The fact, then, they ultimately put matters right to run out comfortable-ish 3-1 winners would be a source of satisfaction for Steven Gerrard.
It was understandable that the Rangers manager focused on the winning more than the struggles that preceded it. The turnaround was helped by the 73rd-minute red card shown to
Lyndon Dykes by referee Willie Collum, the result of a second booking for catching Connor Goldson with an arm in an aerial challenge. It was one of a number of calls that Gary Holt lamented, but his Ibrox counterpart felt there could be no quibbling over the outcome.
“At half-time I put on a few of my match winners and said, ‘come on, we have 45 minutes to win a game.’ That was the challenge,” Gerrard said. “Unfortunately we took another setback as we didn’t get the early goal and conceded a penalty which made things more difficult and complicated. But I think that provoked us into our best. From going a goal down I thought we were excellent. We looked really dangerous and could have scored a few more.
"We showed a lot of character after going a goal down. Maybe earlier on in my tenure we would have panicked and maybe had a few players who would hide and not fancy it. The crowd can make things a little bit difficult when these type of things happen but the players stood up to it.”
Kent struggled to stand after sustaining a hamstring pull that left him hobbling off visibly distressed. Having arrived as a would-be saviour, being rendered so mortal by fate appeared a cruel twist.
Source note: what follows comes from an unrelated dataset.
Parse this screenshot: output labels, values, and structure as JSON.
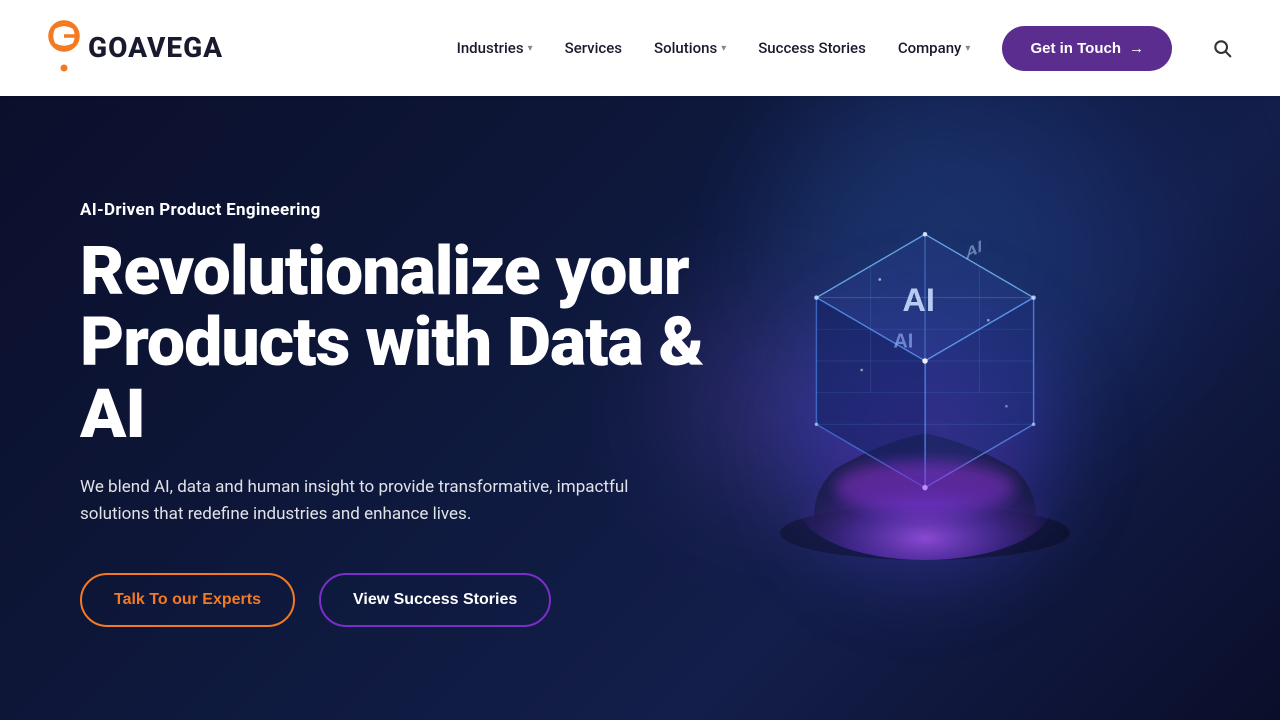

“It’s a blow for me, it’s a blow for the club and it’s blow for the supporters,” said Gerrard. “He’s trained well all week and looked ready to go but unfortunately these things happen in football. That’s the only disappointment. We’ll assess him in the coming days but I predict he’ll be missing for a least a few weeks.”
Rangers’ edge appeared missing as Livingston sought to smother their attacking instincts in the opening period, doing so with the aid of the crossbar that bore the burnt of a fizzing effort from Scott Arfield midway through. The midfielder was then responsible for scything down Dykes in the 50th minute and conceding the penalty that allowed Steven Lawless to send Allan McGregor the wrong way with his subsequent penalty kick.
A curious equaliser followed five minutes later with a disputed free-kick out on the left that James Tavernier delivered and the ball was missed by all including goalkeeper Ross Stewart at his far post. Tavernier was then provider for the home side’s second in 71 minutes with a corner that Joe Aribo inadvertently flicked into the path of Alfredo Morelos, who powered a header high into the net. Kent’s replacement Brandon Barker wrapped up the victory in finishing off a move down the left by cutting inside and lashing the ball into the far corner.
Livingston had their moments in this period, Chris Erskine thumping the bar with a header, and Holt maintained they were undone by more than a Rangers rally. “The first goal for them I don’t think is a free-kick,“ he said.
“I thought Marvin [Bartley] won the ball [in the tackle with Morelos] and never touched him. Simple as that. Willie [Collum] said he won the ball and that if he didn’t win the ball he would have sent him off. How can you give a free-kick if you win the ball? Big Lyndon was exceptional and I don’t think it was a second yellow. It’s very harsh. It’s an aerial challenge. I saw it – he never threw his elbow. He has tried to get elevation, he has jumped and yes he caught him.”